Police removed the sculpture just a few hours later — but the deed had already been done. According to the English-language Moscow Times, Russia’s ambassador in Warsaw, Alexander Alexeyev, said he was “deeply outraged” and that Szumczyk had “defiled by his pseudo-art the memory of 600,000 Soviet servicemen who gave their lives in the fight for the freedom and the independence of Poland.” Alexeyev also called for an “appropriate reaction” from Polish authorities.

Let’s start with Ambassador Alexeyev and his comment that the Soviet dead “gave their lives in the fight for the freedom and the independence of Poland”. Notwithstanding the bravery and the sacrifice of so many Soviet soldiers, this is an interpretation of the past  that would have surprised many Poles at the time, not least the members of the awkwardly independent-minded Home Army (Armia Krajowa), left by the Soviets to battle the Germans alone—and to die— in Warsaw in 1944. And the tragedy of that army—quite a few of whose members ended up in the Gulag—did not end there.

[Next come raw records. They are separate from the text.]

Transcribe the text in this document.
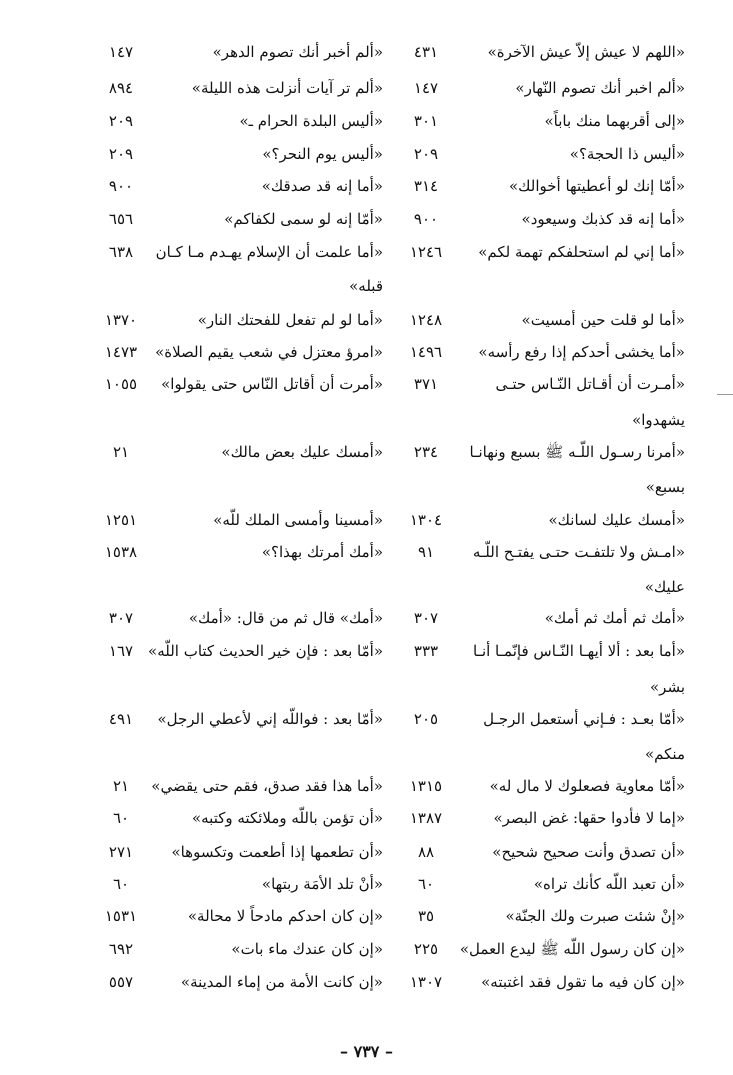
«اللهم لا عيش إلاّ عيش الآخرة»
٤٣١
«ألم أخبر أنك تصوم الدهر»
١٤٧
«ألم اخبر أنك تصوم النّهار»
١٤٧
«ألم تر آيات أنزلت هذه الليلة»
٨٩٤
«إلى أقربهما منك باباً»
٣٠١
«أليس البلدة الحرام ـ»
٢٠٩
«أليس ذا الحجة؟»
٢٠٩
«أليس يوم النحر؟»
٢٠٩
«أمّا إنك لو أعطيتها أخوالك»
٣١٤
«أما إنه قد صدقك»
٩٠٠
«أما إنه قد كذبك وسيعود»
٩٠٠
«أمّا إنه لو سمى لكفاكم»
٦٥٦
«أما إني لم استحلفكم تهمة لكم»
١٢٤٦
«أما علمت أن الإسلام يهـدم مـا كـان
٦٣٨
قبله»
«أما لو قلت حين أمسيت»
١٢٤٨
«أما لو لم تفعل للفحتك النار»
١٣٧٠
«أما يخشى أحدكم إذا رفع رأسه»
١٤٩٦
«امرؤ معتزل في شعب يقيم الصلاة»
١٤٧٣
«أمـرت أن أقـاتل النّـاس حتـى
٣٧١
«أمرت أن أقاتل النّاس حتى يقولوا»
١٠٥٥
يشهدوا»
«أمرنا رسـول اللّـه ﷺ بسبع ونهانـا
٢٣٤
«أمسك عليك بعض مالك»
٢١
بسبع»
«أمسك عليك لسانك»
١٣٠٤
«أمسينا وأمسى الملك للّه»
١٢٥١
«امـش ولا تلتفـت حتـى يفتـح اللّـه
٩١
«أمك أمرتك بهذا؟»
١٥٣٨
عليك»
«أمك ثم أمك ثم أمك»
٣٠٧
«أمك» قال ثم من قال: «أمك»
٣٠٧
«أما بعد : ألا أيهـا النّـاس فإنّمـا أنـا
٣٣٣
«أمّا بعد : فإن خير الحديث كتاب اللّه»
١٦٧
بشر»
«أمّا بعـد : فـإني أستعمل الرجـل
٢٠٥
«أمّا بعد : فواللّه إني لأعطي الرجل»
٤٩١
منكم»
«أمّا معاوية فصعلوك لا مال له»
١٣١٥
«أما هذا فقد صدق، فقم حتى يقضي»
٢١
«إما لا فأدوا حقها: غض البصر»
١٣٨٧
«أن تؤمن باللّه وملائكته وكتبه»
٦٠
«أن تصدق وأنت صحيح شحيح»
٨٨
«أن تطعمها إذا أطعمت وتكسوها»
٢٧١
«أن تعبد اللّه كأنك تراه»
٦٠
«أنْ تلد الأمَة ربتها»
٦٠
«إنْ شئت صبرت ولك الجنّة»
٣٥
«إن كان احدكم مادحاً لا محالة»
١٥٣١
«إن كان رسول اللّه ﷺ ليدع العمل»
٢٢٥
«إن كان عندك ماء بات»
٦٩٢
«إن كان فيه ما تقول فقد اغتبته»
١٣٠٧
«إن كانت الأمة من إماء المدينة»
٥٥٧
– ٧٣٧ –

The Soviets eventually rid Poland of the Germans, and redrew the country’s borders (adding formerly German territory to Poland’s west and north-east, but keeping for themselves the slices of eastern Poland that they had taken—with Hitler’s support— in 1939).  To be sure, Poles in the communist republic lived far, far better they would have done under continued Nazi rule, but this is a horrifically low bar: to suggest that postwar Poland had regained “freedom and independence” is nonsense.

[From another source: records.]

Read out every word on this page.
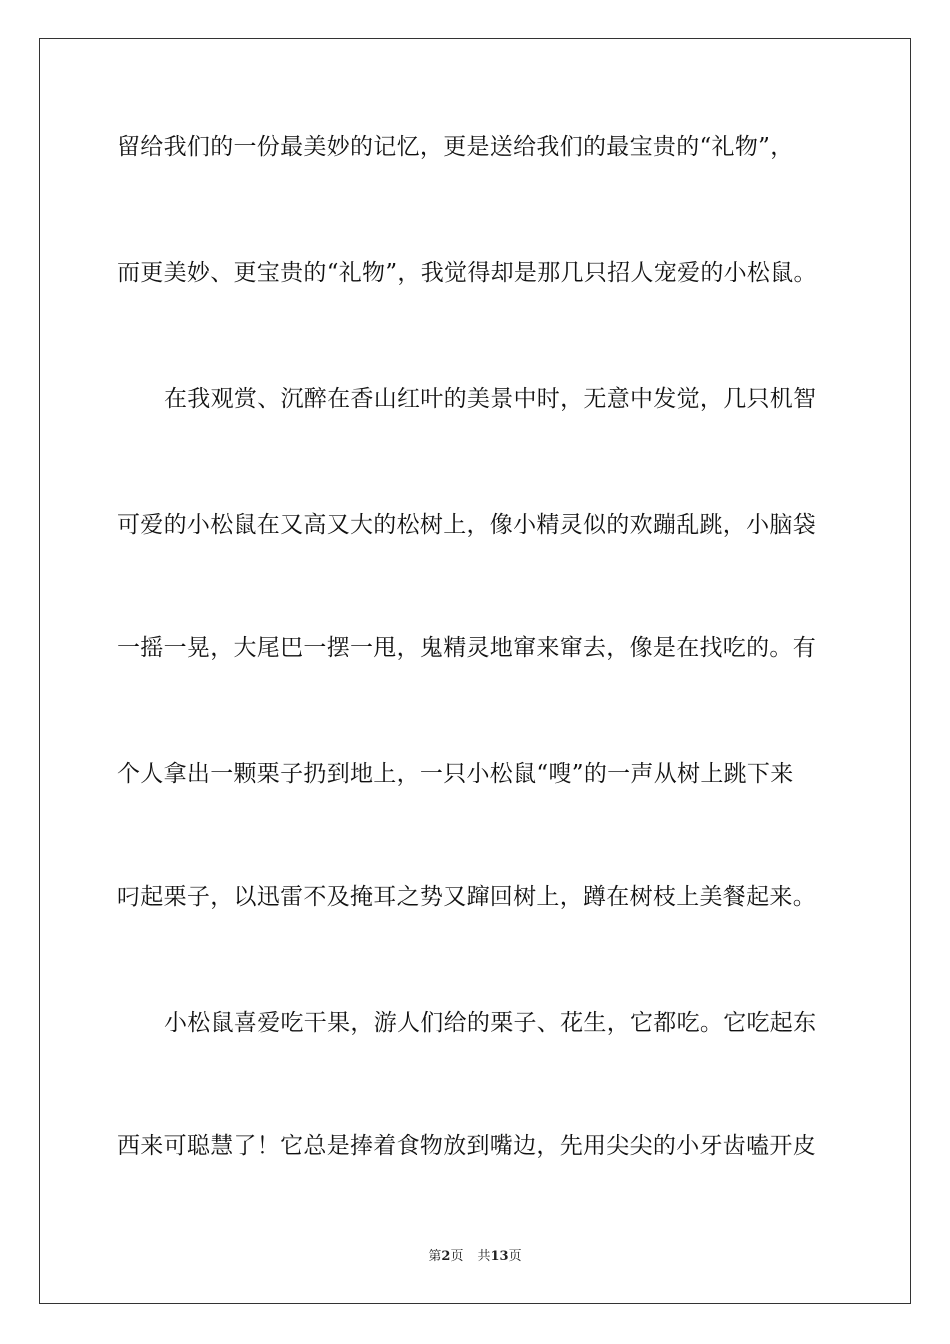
留给我们的一份最美妙的记忆，更是送给我们的最宝贵的“礼物”，
而更美妙、更宝贵的“礼物”，我觉得却是那几只招人宠爱的小松鼠。
在我观赏、沉醉在香山红叶的美景中时，无意中发觉，几只机智
可爱的小松鼠在又高又大的松树上，像小精灵似的欢蹦乱跳，小脑袋
一摇一晃，大尾巴一摆一甩，鬼精灵地窜来窜去，像是在找吃的。有
个人拿出一颗栗子扔到地上，一只小松鼠“嗖”的一声从树上跳下来
叼起栗子，以迅雷不及掩耳之势又蹿回树上，蹲在树枝上美餐起来。
小松鼠喜爱吃干果，游人们给的栗子、花生，它都吃。它吃起东
西来可聪慧了！它总是捧着食物放到嘴边，先用尖尖的小牙齿嗑开皮
第2页 共13页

The behavior by the Polish authorities also seems, to say the least, heavy-handed. There is no serious doubt that the Red Army’s push west was accompanied by a great wave of atrocity, including mass rape (tellingly, the Russian parliament has recently considered making it a crime to point out such inconvenient truths) and that fact deserves to be remembered, so why talk of a possible two years in jail? Could it be that a significant part of the sculptor’s offense was, so far as Polish prosecutors are concerned, naming the statue ‘Komm, Frau’, an unavoidable reminder of the fact that today’s Polish Gdansk was then the predominantly German Danzig.

History is difficult. It should not be criminal.